A sharp slowdown in Chinese steel production, together with lack of supply discipline on thermal coal and the possibility of output increases and unreported inventories in zinc mean these metals are likely to underperform, while gold and nickel look set to soar, Bank of America Merrill Lynch has said.
"Broadly, [we see] base metals in line with recently updated forecasts, coal a little lower, iron ore a little better," said the bank in a research note. "[The] key change is in cobalt. [But] our view is broadly cautious, with underperform ratings on iron ore leveraged stocks. We like gold - our metals analyst has called gold up to $2000/oz."
Companies set to underperform include BHP, Boliden, Ferrexpo and Rio Tinto; companies set to do well include Anglo American, Antofagasta, Centamin, Eramet, Fresnillo, Sibanye-Stillwater, Polyus and others, according to the bank's analysis.
Ferrexpo was on the list due to a weakening of the iron ore price versus the bank's expectations. The impact of Vale's tailings dam accident in Brazil could also impact iron ore negatively if the investigations reveal untoward activity or events.

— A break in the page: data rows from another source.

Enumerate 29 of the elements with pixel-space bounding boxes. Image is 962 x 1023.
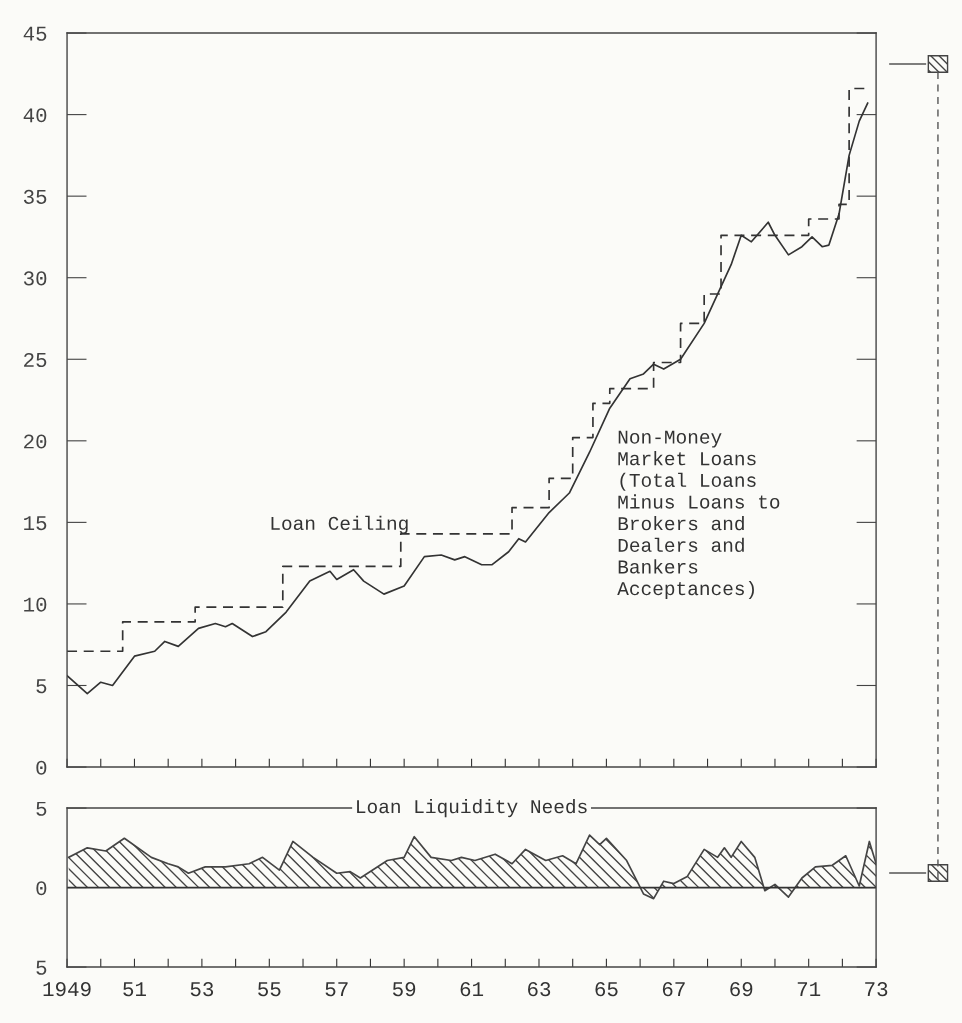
series-label: Non-Money Market Loans (Total Loans Minus Loans to Brokers and Dealers and Bankers Acceptances) [617, 430, 780, 600]
x-tick-label: 1949 [43, 982, 91, 997]
y-tick-label: 25 [24, 352, 47, 368]
y-tick-label: 15 [24, 516, 47, 531]
y-tick-label: 40 [23, 108, 47, 123]
y-tick-label: 5 [36, 801, 47, 816]
x-tick-label: 67 [662, 982, 685, 997]
x-tick-label: 69 [730, 982, 753, 997]
x-tick-label: 59 [392, 982, 416, 997]
y-tick-label: 45 [23, 26, 47, 41]
y-tick-label: 0 [36, 760, 47, 775]
x-tick-label: 61 [460, 982, 484, 997]
y-tick-label: 35 [23, 189, 47, 204]
y-tick-label: 5 [36, 960, 47, 975]
x-tick-label: 51 [123, 982, 146, 997]
x-tick-label: 53 [190, 982, 214, 997]
x-tick-label: 71 [797, 982, 821, 997]
x-tick-label: 65 [595, 982, 618, 997]
y-tick-label: 30 [23, 271, 47, 286]
series-label: Loan Ceiling [271, 515, 408, 534]
y-tick-label: 0 [36, 881, 47, 896]
x-tick-label: 55 [258, 982, 281, 997]
x-tick-label: 73 [865, 982, 888, 997]
y-tick-label: 5 [36, 679, 47, 694]
x-tick-label: 57 [325, 982, 348, 997]
y-tick-label: 10 [24, 597, 47, 612]
chart-title: Loan Liquidity Needs [357, 799, 587, 818]
x-tick-label: 63 [528, 982, 551, 997]
y-tick-label: 20 [24, 434, 47, 449]
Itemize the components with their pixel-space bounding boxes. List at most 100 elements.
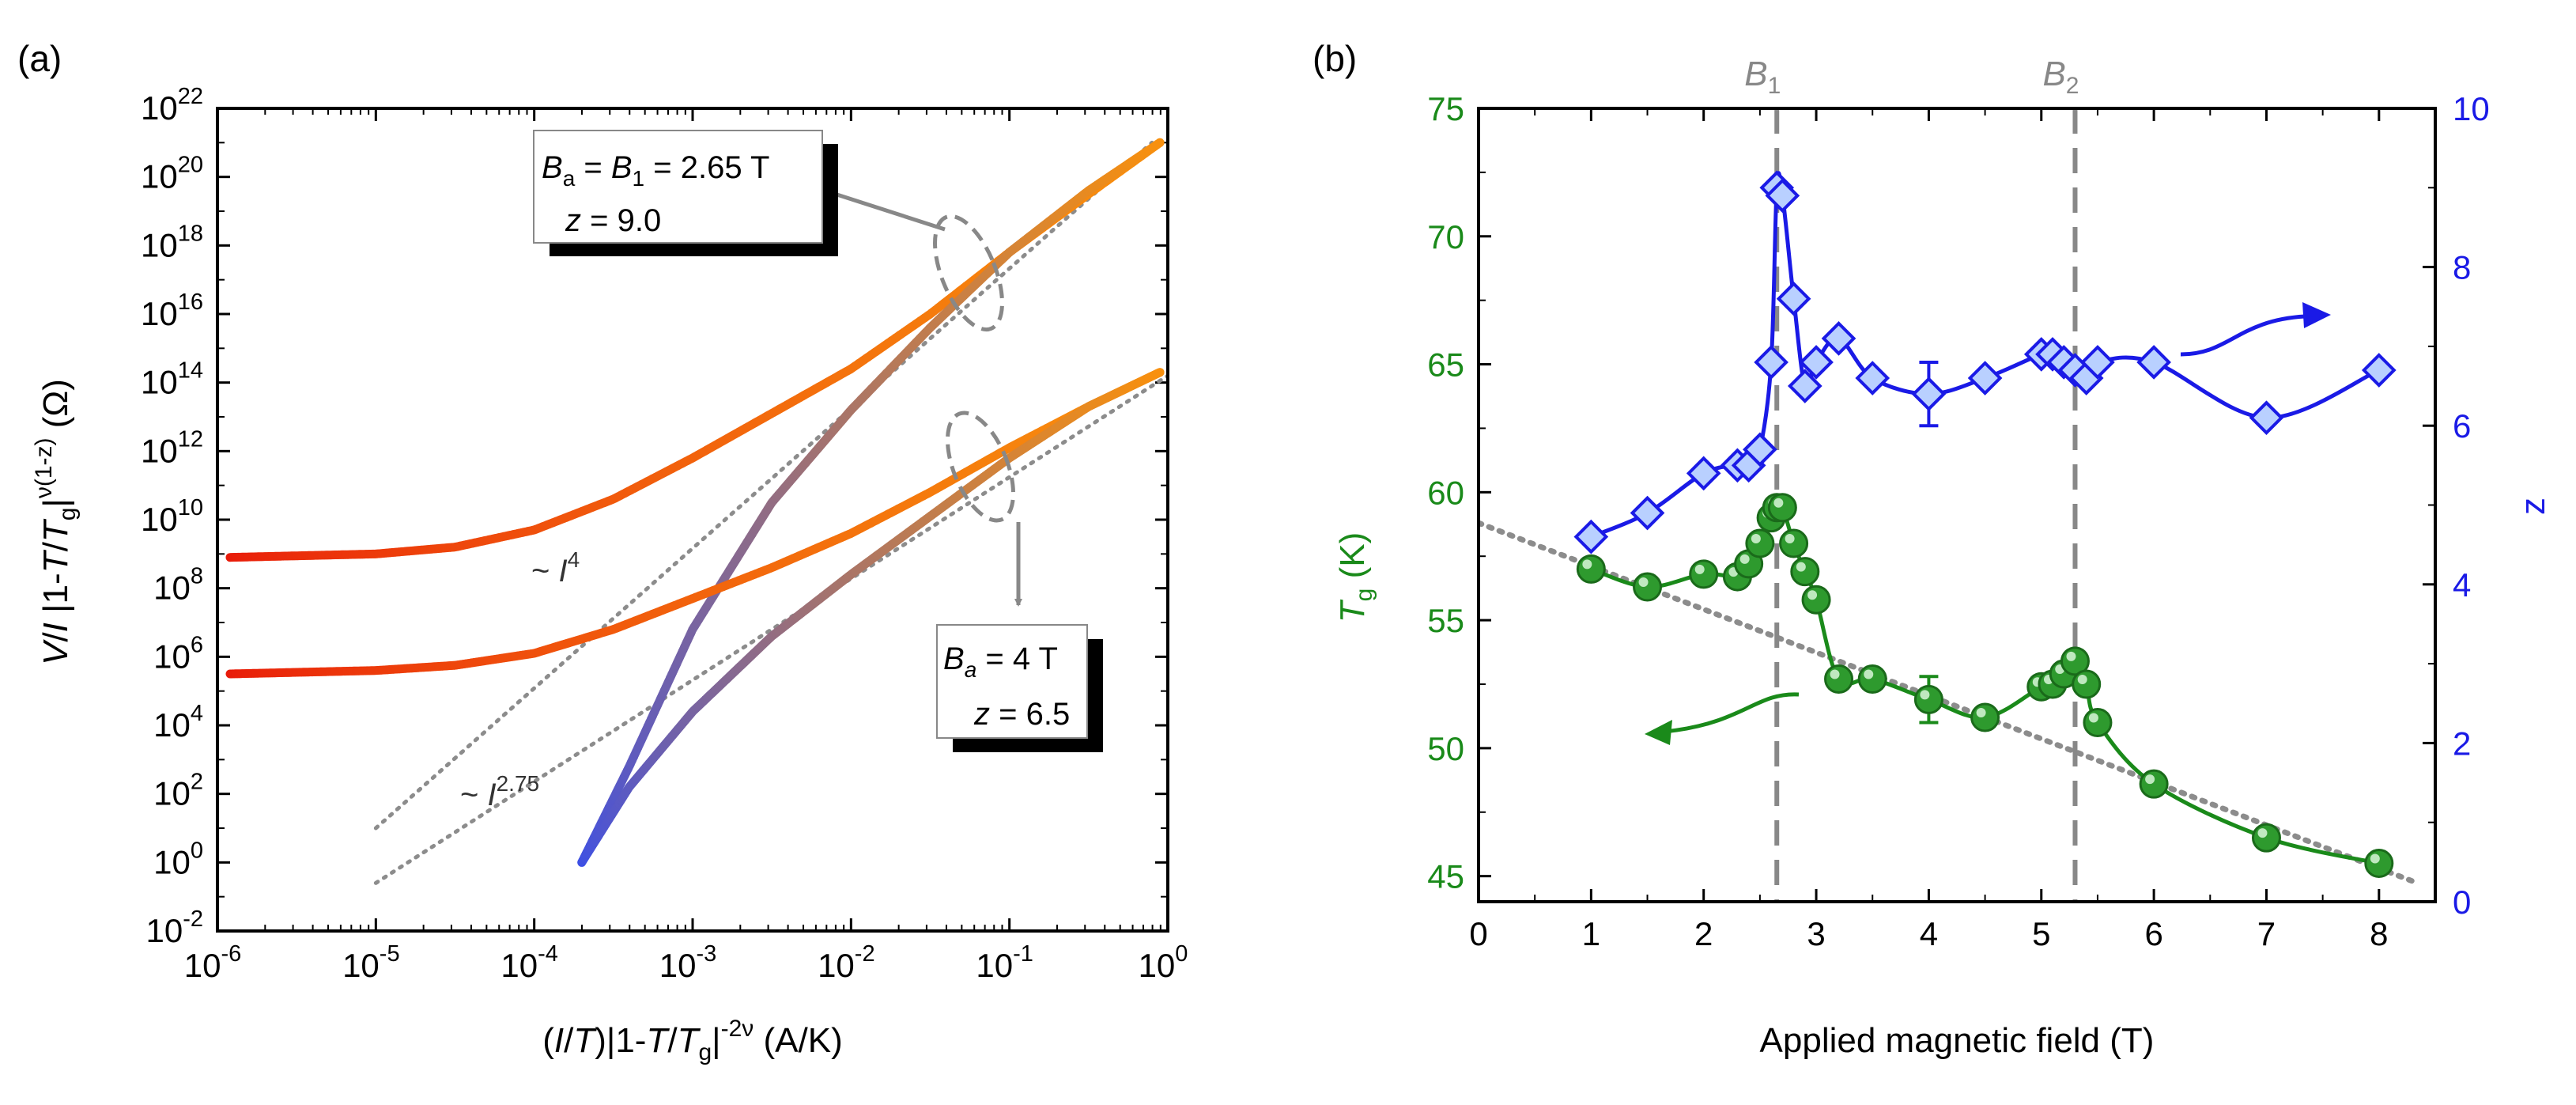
y-tick-label: 1020 [141,153,203,195]
bx-tick-label: 0 [1469,915,1487,952]
ellipse-marker-2 [946,411,1015,523]
axis-b-ticks [1477,107,2436,903]
z-marker [1787,369,1822,403]
y-tick-label: 10-2 [145,906,203,949]
bx-tick-label: 6 [2144,915,2162,952]
tg-marker [1913,684,1943,714]
annotation-box-2-line1: Ba = 4 T [943,641,1058,682]
by-left-tick-label: 65 [1427,346,1464,384]
tg-marker-highlight [2088,713,2098,723]
panel-b-series [1573,170,2397,878]
bx-tick-label: 2 [1694,915,1713,952]
bx-tick-label: 5 [2032,915,2050,952]
z-marker [1821,321,1856,356]
axis-a-frame [216,107,1169,933]
z-marker [2136,345,2171,380]
tg-marker-highlight [1976,708,1986,718]
by-right-tick-label: 8 [2453,249,2471,286]
y-tick-label: 108 [153,564,203,607]
tg-marker-highlight [2145,774,2155,785]
annotation-box-1-line2: z = 9.0 [565,203,661,238]
bx-tick-label: 8 [2370,915,2388,952]
tg-marker-highlight [1796,562,1806,572]
tg-marker-highlight [2370,853,2380,864]
tg-marker [2083,708,2113,738]
z-marker [1743,432,1777,467]
vline-label: B1 [1744,55,1781,99]
x-tick-label: 10-6 [184,941,242,984]
tg-marker [1576,554,1606,584]
series-a-2 [225,368,1165,679]
y-tick-label: 1018 [141,221,203,263]
bx-tick-label: 4 [1920,915,1938,952]
axis-b-frame [1477,107,2437,903]
ellipse-marker-1 [933,214,1004,332]
by-left-tick-label: 50 [1427,730,1464,767]
by-left-tick-label: 55 [1427,602,1464,639]
x-tick-label: 10-5 [342,941,400,984]
bx-tick-label: 7 [2257,915,2276,952]
z-marker [1765,178,1800,214]
annotation-box-1 [533,130,823,244]
y-tick-label: 106 [153,632,203,675]
series-a-3 [577,368,1165,867]
tg-marker [1824,664,1854,694]
vline-label: B2 [2042,55,2079,99]
reference-vline-labels: B1 B2 [1744,55,2079,99]
axis-a-ticks [216,107,1169,933]
guide-label-i275: ~ I2.75 [460,771,539,812]
arrow-to-right-axis [2180,314,2306,357]
x-tick-label: 10-4 [500,941,558,984]
axis-a-ylabel: V/I |1-T/Tg|ν(1-z) (Ω) [31,379,81,665]
tg-marker [1970,702,2000,732]
tg-marker [1790,557,1820,587]
by-right-tick-label: 4 [2453,566,2471,604]
series-line-Tg [1590,502,2380,865]
tg-marker-highlight [1773,498,1784,508]
x-tick-label: 100 [1139,941,1188,984]
by-left-tick-label: 45 [1427,858,1464,895]
annotation-box-2-line2: z = 6.5 [973,697,1070,732]
tg-marker-highlight [2077,674,2087,684]
z-marker [1911,377,1947,411]
tg-marker [1801,585,1831,615]
z-marker [1754,345,1788,380]
tg-marker-highlight [1785,534,1795,544]
by-right-tick-label: 6 [2453,407,2471,445]
tg-marker-highlight [1638,577,1649,588]
tg-marker-highlight [1807,590,1818,600]
arrow-to-box1 [821,187,946,232]
z-marker [2361,353,2397,388]
by-left-tick-label: 75 [1427,90,1464,127]
tg-marker-highlight [1739,554,1750,564]
axis-a-xlabel: (I/T)|1-T/Tg|-2ν (A/K) [542,1016,843,1065]
bx-tick-label: 1 [1582,915,1600,952]
x-tick-label: 10-3 [659,941,717,984]
z-marker [1855,361,1890,395]
z-marker [1967,361,2003,395]
bx-tick-label: 3 [1807,915,1825,952]
panel-a-label: (a) [17,38,62,79]
reference-vlines [1774,108,2078,902]
arrow-to-right-axis-head [2302,302,2331,328]
tg-marker [2139,769,2169,799]
z-marker [1573,519,1609,554]
annotation-box-2 [936,624,1088,739]
tg-marker [1745,528,1775,558]
by-right-tick-label: 0 [2453,884,2471,921]
tg-marker-highlight [1694,564,1705,574]
tg-marker [1767,493,1797,523]
tg-marker [2072,669,2102,699]
y-tick-label: 1010 [141,495,203,538]
panel-a-series [225,138,1165,867]
by-right-tick-label: 10 [2453,90,2490,127]
guide-label-i4: ~ I4 [531,547,580,588]
tg-marker-highlight [2066,651,2076,661]
tg-marker [2364,848,2394,878]
axis-b-left-label: Tg (K) [1333,532,1377,623]
by-left-tick-label: 60 [1427,474,1464,511]
arrow-to-left-axis [1664,692,1800,734]
x-tick-label: 10-2 [818,941,875,984]
axis-a-tick-labels: 10-6 10-5 10-4 10-3 10-2 10-1 100 10-2 100 102 104… [141,84,1188,984]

Vale's 30Mt Brucutu mine has restarted but around 60Mt of capacity remains offline, and Vale's supply losses may not imminently be replaced with units from space capacity, the bank warned; as such, prices may remain supported in the near term, but mill margins in China have compressed, limiting the upside.
BAML expects Newcastle coal prices to average $78 in 2019 and $68/t in 2020. The bank also notes the global oversupply of liquid gas in Europe, which is driving coal to gas switching. The loss of coal demand in Europe is pushing the global coal balance into oversupply and will drag coal places lower, BAML concluded.
On zinc, the base metal is heading into surplus due to concentrates supply, although the bank noted the immediate downside may be limited.
Highlights include nickel, which is set to benefit from demand for electric vehicles, which BAML says could flip the market into deficit; and Indonesia's export ban, which will place supply constraints as the country moves towards refined material.
Meanwhile, the bank identified gold as a gainer, based on the possibility of quantitative failure, which could push gold all the way to $2000/oz, according to the bank's analysis. The bank also noted silver might benefit slightly from an increase in China's imports, with the precious metal set to maintain a price of $15-20/oz.